The transition to the big boy chair at meal times has been relatively smooth. It actually started by accident, during Thanksgiving. My family has a huge dinner party on Thanksgiving, with a lot of family and friends. This year, there were four tables packed tight, and no room for a high chair. We had brought along our fisherprice rainforest booster seat, which has a tray on it like a high chair but straps to a regular chair. It seemed so impractical to try to fit the seat in as a high chair, with the tray on it, so we just took the tray off and pulled it up to the table. Jonah handled it like a pro. And I noticed that several of the behavioral problems that we were dealing with at mealtimes, had disappeared. Jonah was not rocking his chair, trying to feed the dogs, or throwing his food and cup as much. I wasn’t sure if it was just that situation, or if Jonah really did behave better in the booster seat.
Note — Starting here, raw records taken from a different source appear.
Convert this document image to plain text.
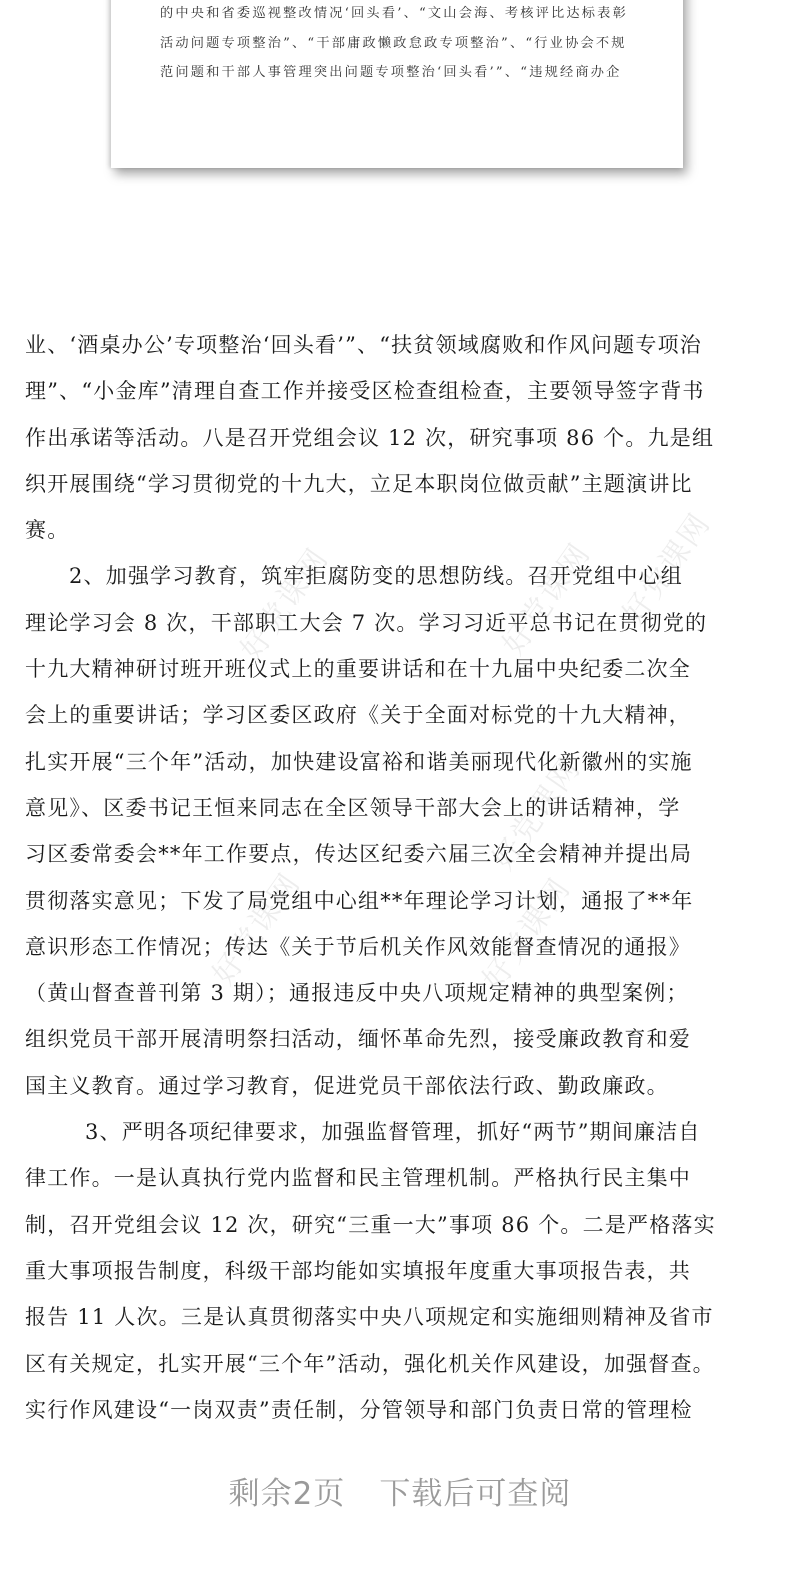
的中央和省委巡视整改情况‘回头看’、“文山会海、考核评比达标表彰
活动问题专项整治”、“干部庸政懒政怠政专项整治”、“行业协会不规
范问题和干部人事管理突出问题专项整治‘回头看’”、“违规经商办企
好党课网	好党课网 好党课网
好党课网
好党课网	好党课网
业、‘酒桌办公’专项整治‘回头看’”、“扶贫领域腐败和作风问题专项治
理”、“小金库”清理自查工作并接受区检查组检查，主要领导签字背书
作出承诺等活动。八是召开党组会议 12 次，研究事项 86 个。九是组
织开展围绕“学习贯彻党的十九大，立足本职岗位做贡献”主题演讲比
赛。
2、加强学习教育，筑牢拒腐防变的思想防线。召开党组中心组
理论学习会 8 次，干部职工大会 7 次。学习习近平总书记在贯彻党的
十九大精神研讨班开班仪式上的重要讲话和在十九届中央纪委二次全
会上的重要讲话；学习区委区政府《关于全面对标党的十九大精神，
扎实开展“三个年”活动，加快建设富裕和谐美丽现代化新徽州的实施
意见》、区委书记王恒来同志在全区领导干部大会上的讲话精神，学
习区委常委会**年工作要点，传达区纪委六届三次全会精神并提出局
贯彻落实意见；下发了局党组中心组**年理论学习计划，通报了**年
意识形态工作情况；传达《关于节后机关作风效能督查情况的通报》
（黄山督查普刊第 3 期）；通报违反中央八项规定精神的典型案例；
组织党员干部开展清明祭扫活动，缅怀革命先烈，接受廉政教育和爱
国主义教育。通过学习教育，促进党员干部依法行政、勤政廉政。
3、严明各项纪律要求，加强监督管理，抓好“两节”期间廉洁自
律工作。一是认真执行党内监督和民主管理机制。严格执行民主集中
制，召开党组会议 12 次，研究“三重一大”事项 86 个。二是严格落实
重大事项报告制度，科级干部均能如实填报年度重大事项报告表，共
报告 11 人次。三是认真贯彻落实中央八项规定和实施细则精神及省市
区有关规定，扎实开展“三个年”活动，强化机关作风建设，加强督查。
实行作风建设“一岗双责”责任制，分管领导和部门负责日常的管理检
剩余2页 下载后可查阅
Last week, we went to lunch at the Olive Garden with our holiday guests. My sister in law arrived to the restaraunt first, and ordered a booster rather than a high chair. Once again, Jonah ate like a pro. Every morsel went into his mouth. He even used the spoon! There was no screaming, banging, or rocking. Just a perfect little gentleman, eating his mac n cheese with tomato.
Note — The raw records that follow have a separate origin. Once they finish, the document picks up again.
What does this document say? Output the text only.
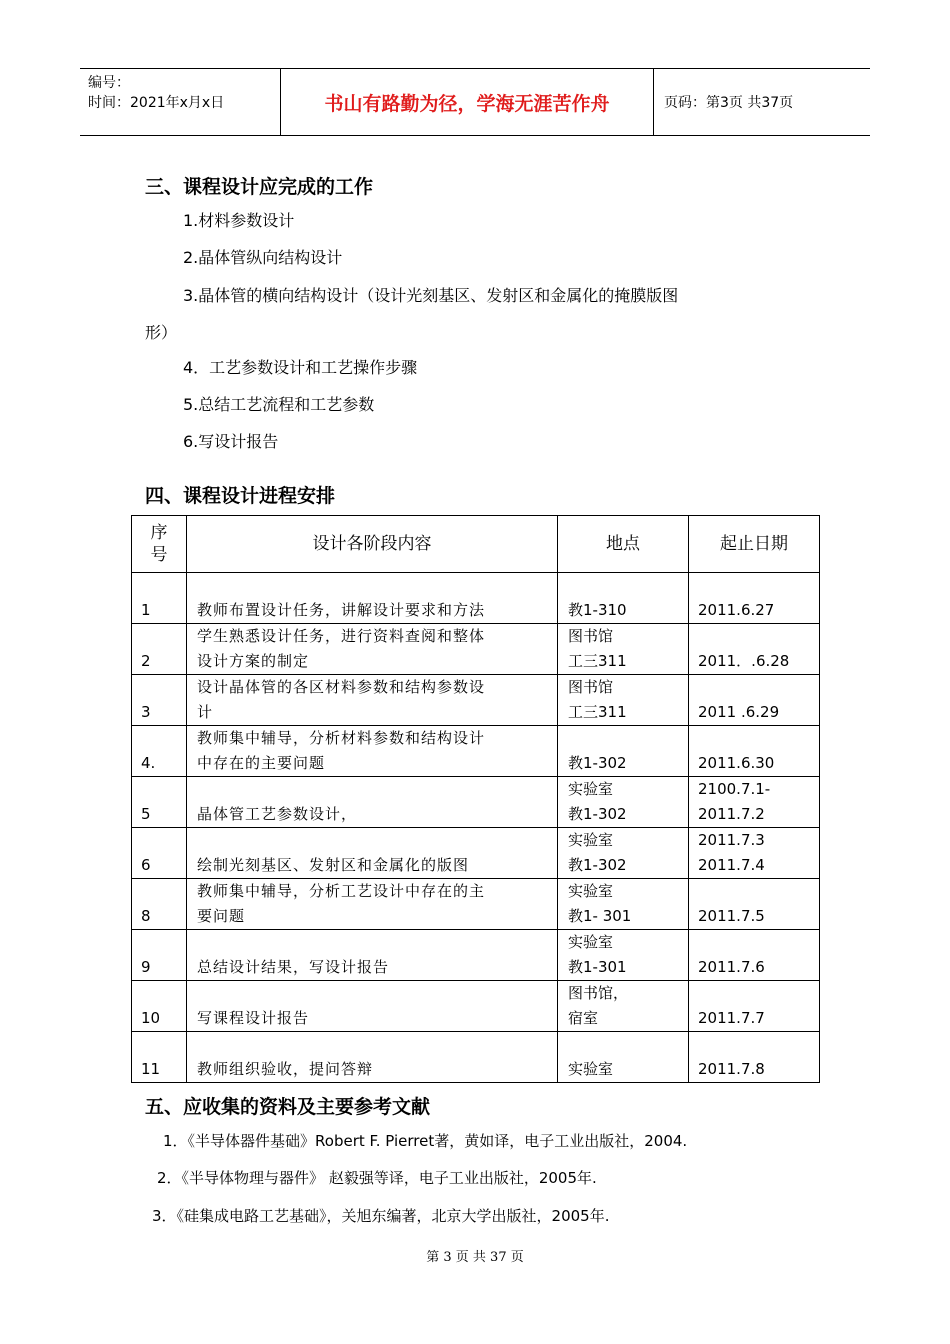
编号：
时间：2021年x月x日	书山有路勤为径，学海无涯苦作舟	页码：第3页 共37页
三、课程设计应完成的工作
1.材料参数设计
2.晶体管纵向结构设计
3.晶体管的横向结构设计（设计光刻基区、发射区和金属化的掩膜版图
形）
4．工艺参数设计和工艺操作步骤
5.总结工艺流程和工艺参数
6.写设计报告
四、课程设计进程安排
序
号	设计各阶段内容	地点	起止日期
1	教师布置设计任务，讲解设计要求和方法	教1-310	2011.6.27

2	学生熟悉设计任务，进行资料查阅和整体
设计方案的制定	图书馆
工三311	2011．.6.28

3	设计晶体管的各区材料参数和结构参数设
计	图书馆
工三311	2011 .6.29

4.	教师集中辅导，分析材料参数和结构设计
中存在的主要问题	教1-302	2011.6.30

5	晶体管工艺参数设计，	实验室
教1-302	2100.7.1-
2011.7.2

6	绘制光刻基区、发射区和金属化的版图	实验室
教1-302	2011.7.3
2011.7.4

8	教师集中辅导，分析工艺设计中存在的主
要问题	实验室
教1- 301	2011.7.5

9	总结设计结果，写设计报告	实验室
教1-301	2011.7.6

10	写课程设计报告	图书馆，
宿室	2011.7.7

11	教师组织验收，提问答辩	实验室	2011.7.8
五、应收集的资料及主要参考文献
1．《半导体器件基础》Robert F. Pierret著，黄如译，电子工业出版社，2004.
2．《半导体物理与器件》 赵毅强等译，电子工业出版社，2005年.
3．《硅集成电路工艺基础》，关旭东编著，北京大学出版社，2005年.
第 3 页 共 37 页
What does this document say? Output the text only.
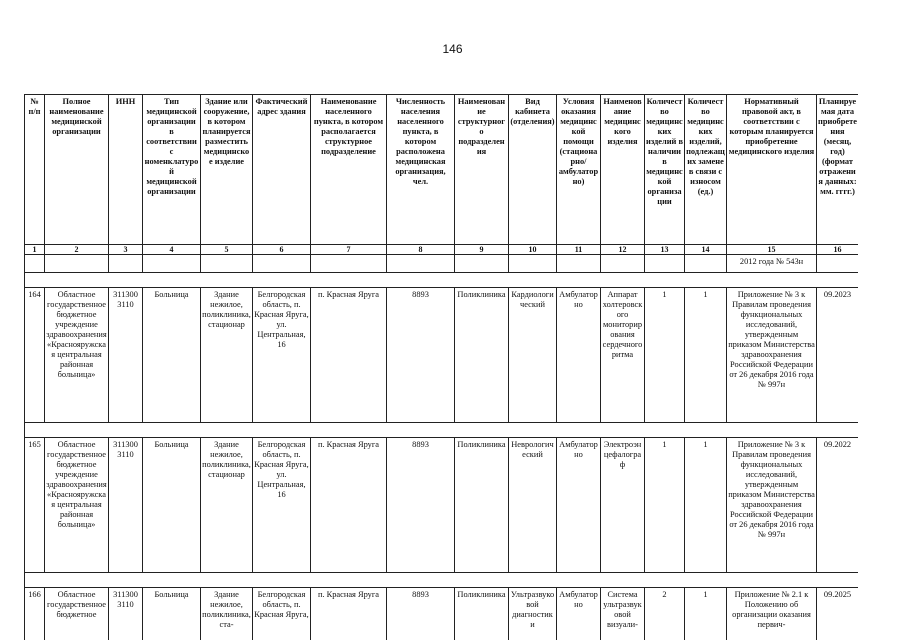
146
№ п/п	Полное наименование медицинской организации	ИНН	Тип медицинской организации в соответствии с номенклатурой медицинской организации	Здание или сооружение, в котором планируется разместить медицинское изделие	Фактический адрес здания	Наименование населенного пункта, в котором располагается структурное подразделение	Численность населения населенного пункта, в котором расположена медицинская организация, чел.	Наименование структурного подразделения	Вид кабинета (отделения)	Условия оказания медицинской помощи (стационарно/амбулаторно)	Наименование медицинского изделия	Количество медицинских изделий в наличии в медицинской организации	Количество медицинских изделий, подлежащих замене в связи с износом (ед.)	Нормативный правовой акт, в соответствии с которым планируется приобретение медицинского изделия	Планируемая дата приобретения (месяц, год) (формат отражения данных: мм. гггг.)
1	2	3	4	5	6	7	8	9	10	11	12	13	14	15	16
														2012 года № 543н	

164	Областное государственное бюджетное учреждение здравоохранения «Краснояружская центральная районная больница»	311300 3110	Больница	Здание нежилое, поликлиника, стационар	Белгородская область, п. Красная Яруга, ул. Центральная, 16	п. Красная Яруга	8893	Поликлиника	Кардиологический	Амбулаторно	Аппарат холтеровского мониторирования сердечного ритма	1	1	Приложение № 3 к Правилам проведения функциональных исследований, утвержденным приказом Министерства здравоохранения Российской Федерации от 26 декабря 2016 года № 997н	09.2023

165	Областное государственное бюджетное учреждение здравоохранения «Краснояружская центральная районная больница»	311300 3110	Больница	Здание нежилое, поликлиника, стационар	Белгородская область, п. Красная Яруга, ул. Центральная, 16	п. Красная Яруга	8893	Поликлиника	Неврологический	Амбулаторно	Электроэнцефалограф	1	1	Приложение № 3 к Правилам проведения функциональных исследований, утвержденным приказом Министерства здравоохранения Российской Федерации от 26 декабря 2016 года № 997н	09.2022

166	Областное государственное бюджетное	311300 3110	Больница	Здание нежилое, поликлиника, ста-	Белгородская область, п. Красная Яруга,	п. Красная Яруга	8893	Поликлиника	Ультразвуковой диагностики	Амбулаторно	Система ультразвуковой визуали-	2	1	Приложение № 2.1 к Положению об организации оказания первич-	09.2025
At home, I’m beginning to use the booster for breakfast, lunch, and snack. Because we eat dinner upstairs with the rest of the family, we have to follow my mother in law’s wishes that he stay in a high chair for dinner. We are trying to convince her that the booster is the better choice. It is definitely much less stressful for me, when I know that Jonah is sitting happily, eating, rather than when he is rocking the chair hard enough to make the legs come up from the floor, or throwing his food to the dogs, or knocking everything down by throwing his cup.
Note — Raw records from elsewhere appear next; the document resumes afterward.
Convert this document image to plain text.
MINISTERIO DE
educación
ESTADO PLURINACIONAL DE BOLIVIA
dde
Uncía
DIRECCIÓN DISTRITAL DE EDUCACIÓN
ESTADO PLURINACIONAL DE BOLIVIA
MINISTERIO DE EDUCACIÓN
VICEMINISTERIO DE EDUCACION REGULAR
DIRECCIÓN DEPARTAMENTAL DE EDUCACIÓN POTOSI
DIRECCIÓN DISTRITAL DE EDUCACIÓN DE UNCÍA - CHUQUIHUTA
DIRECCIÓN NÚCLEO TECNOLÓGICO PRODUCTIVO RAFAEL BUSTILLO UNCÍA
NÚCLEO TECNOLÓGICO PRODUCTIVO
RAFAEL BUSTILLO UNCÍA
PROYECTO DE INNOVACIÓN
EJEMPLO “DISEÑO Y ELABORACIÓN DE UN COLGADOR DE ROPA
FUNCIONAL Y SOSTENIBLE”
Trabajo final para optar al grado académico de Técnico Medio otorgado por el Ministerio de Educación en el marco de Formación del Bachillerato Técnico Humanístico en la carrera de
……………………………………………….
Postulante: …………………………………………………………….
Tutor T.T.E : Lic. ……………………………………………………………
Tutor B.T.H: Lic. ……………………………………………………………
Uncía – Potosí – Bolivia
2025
I am not sure why Jonah behaves so much better in his booster seat. My guess is because he is closer to us, at the table actually eating with us rather than to the side of us. I’m hoping that if I get a big plastic place mat to put in Jonah’s place, my mother in law will warm up to the idea of putting the high chair into the basement, and using the booster from now on. For now, we have it set up downstairs for a few select meals of the day. Which is fine for the time being, since it is still the transition period for the seat!